Hi, I’m Depe.. and in this post we gonna go through the forensics challenges from the Twaiq Bootcamp CTF.
The challenges were honestly kinda basic & trivial (at least for me) but since i had nothing better to do i thought why not.. also it was the perfect excuse to waste some time (i was not totally procrastinating studying a(tra)ctive directory 🤓)

Forensics 01

challenge description :

the file came from an unknow source. Can you figure out who created it ?

And this weird-looking “ugly” windows image was given

solution

As hinted in the challenge description … the source word indicates that there is something hidden in the meta-data

what is Metadata ?

Quoted from NCEI
Metadata, or "data about data", is structured information that describes, explains, or provides context for other data, making it easier to find, use, and manage. It includes details like an item's creation date, author, format, and purpose, serving as crucial documentation to understand the data's history, quality, and intended use.

so as hinted in the challenge i investigated the meta-data of the image using exiftool (faster) and took a closer look at them.

looking at the Author section we can see the flag, and that was the soultion.

Forensics 02

challenge description :

A group of hackers exchanged an image to hide a seceret message. At firsist glance it looked normal but something was off....try to fix the distorition and reveal what they were hiding ?

<rootkitz> yo, did you upload the dump?

<b4ckdr0p> yeah, but not as-is. I warped it.

<rootkitz> nice. EXIF clean?

<b4ckdr0p> all scrubbed. Applied a subtle horizontal distortion before uploading.

<rootkitz> distortion? how noticeable?

<b4ckdr0p> not much — just enough to throw off automated tools. You’d need to reverse it manually to get anything usable.

<rootkitz> clever. so you think anyone will catch on?

<b4ckdr0p> doubt it. unless they try some reverse transforms and get lucky.

<rootkitz> slick. hope no one’s smart enough to check that.

And this weird-looking image was given

solution

This is a classic Steganography technique where text or data is hidden by drastically altering the aspect ratio of an image, making it unreadable to the naked eye.

To solve this, I fired up GIMP to manually reverse the distortion.

• Open the Warped_Vision.jpg in GIMP.

• Select the Sheer Tool (Shift+H).

• Since the chat mentioned “horizontal distortion”, I broke the aspect ratio link (the chain icon) to
  manipulate width and height independently.

• I squeezed the width (or stretched the height) to correct the aspect ratio.

After resizing the canvas and finding the correct ratio, the “warped” pixels aligned perfectly to reveal the flag written on the image.

Forensics 03

challenge description :

We captured network traffic and noticed suspicious requests from someone on the same network. Can you find out what he was doing?

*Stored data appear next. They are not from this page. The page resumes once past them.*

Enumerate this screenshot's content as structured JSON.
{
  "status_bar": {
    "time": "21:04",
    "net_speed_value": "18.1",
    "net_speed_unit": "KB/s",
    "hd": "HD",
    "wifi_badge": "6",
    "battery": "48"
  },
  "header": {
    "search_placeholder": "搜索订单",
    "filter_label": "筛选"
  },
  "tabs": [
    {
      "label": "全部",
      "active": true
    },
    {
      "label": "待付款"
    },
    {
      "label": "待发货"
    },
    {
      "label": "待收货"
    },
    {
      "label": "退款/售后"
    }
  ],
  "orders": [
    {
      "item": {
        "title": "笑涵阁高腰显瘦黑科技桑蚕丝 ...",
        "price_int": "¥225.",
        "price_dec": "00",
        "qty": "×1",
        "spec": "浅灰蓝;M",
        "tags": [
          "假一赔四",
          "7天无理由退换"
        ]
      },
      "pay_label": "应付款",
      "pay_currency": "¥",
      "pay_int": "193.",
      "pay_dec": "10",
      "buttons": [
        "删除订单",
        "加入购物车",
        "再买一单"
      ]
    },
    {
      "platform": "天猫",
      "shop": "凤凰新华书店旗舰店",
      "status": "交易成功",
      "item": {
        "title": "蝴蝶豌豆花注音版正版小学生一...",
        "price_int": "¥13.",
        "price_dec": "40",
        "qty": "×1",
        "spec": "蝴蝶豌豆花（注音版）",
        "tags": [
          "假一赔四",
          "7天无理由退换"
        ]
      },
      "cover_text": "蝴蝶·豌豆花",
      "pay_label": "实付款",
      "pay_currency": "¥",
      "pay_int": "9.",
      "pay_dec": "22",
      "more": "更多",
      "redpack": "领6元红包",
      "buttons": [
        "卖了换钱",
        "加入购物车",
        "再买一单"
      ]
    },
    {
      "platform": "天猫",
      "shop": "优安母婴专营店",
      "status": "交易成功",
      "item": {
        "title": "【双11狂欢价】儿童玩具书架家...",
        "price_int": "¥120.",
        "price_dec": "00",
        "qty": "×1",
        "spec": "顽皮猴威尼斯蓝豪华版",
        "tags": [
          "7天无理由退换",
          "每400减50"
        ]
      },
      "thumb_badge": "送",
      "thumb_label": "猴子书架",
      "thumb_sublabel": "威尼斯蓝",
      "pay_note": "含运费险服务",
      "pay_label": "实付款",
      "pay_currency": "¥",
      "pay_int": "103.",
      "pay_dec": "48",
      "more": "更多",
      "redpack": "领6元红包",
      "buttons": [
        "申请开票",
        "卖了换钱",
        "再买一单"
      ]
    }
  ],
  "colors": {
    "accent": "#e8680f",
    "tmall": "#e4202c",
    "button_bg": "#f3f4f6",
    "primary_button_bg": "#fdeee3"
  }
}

And a traffic.txt file was given containing captured packets:

No.     Time           Source                Destination           Protocol Length Info
      1 0.000000000    192.168.47.129        70.108.97.103         ICMP     100    Echo (ping) request  id=0x000a, seq=1/256, ttl=64 (no response found!)
...

Solution

The challenge provides a text dump of network traffic, specifically ICMP Echo (ping) requests. Looking closely at the “Destination” IP addresses in the packet list, they looked a bit unusual.

The description hints at “suspicious requests,” and often in CTFs, data can be hidden in fields like IP addresses.

I decided to extract all the Destination IP addresses to see if they formed a message. I used some Linux command-line magic to grep and cut the IPs out of the file:

cat traffic.txt | grep "192.168.47.129" | awk '{print $5}' > ips.txt

This gave me a list of IPs like: 70.108.97.103 89.123.57.102 …

I treated these numbers as ASCII codes. I pasted the list into CyberChef and used the From Decimal recipe. I set the delimiter to Dot (.) to interpret the IP address octets as individual characters.
Converting the sequence of numbers from decimal to ASCII revealed the flag!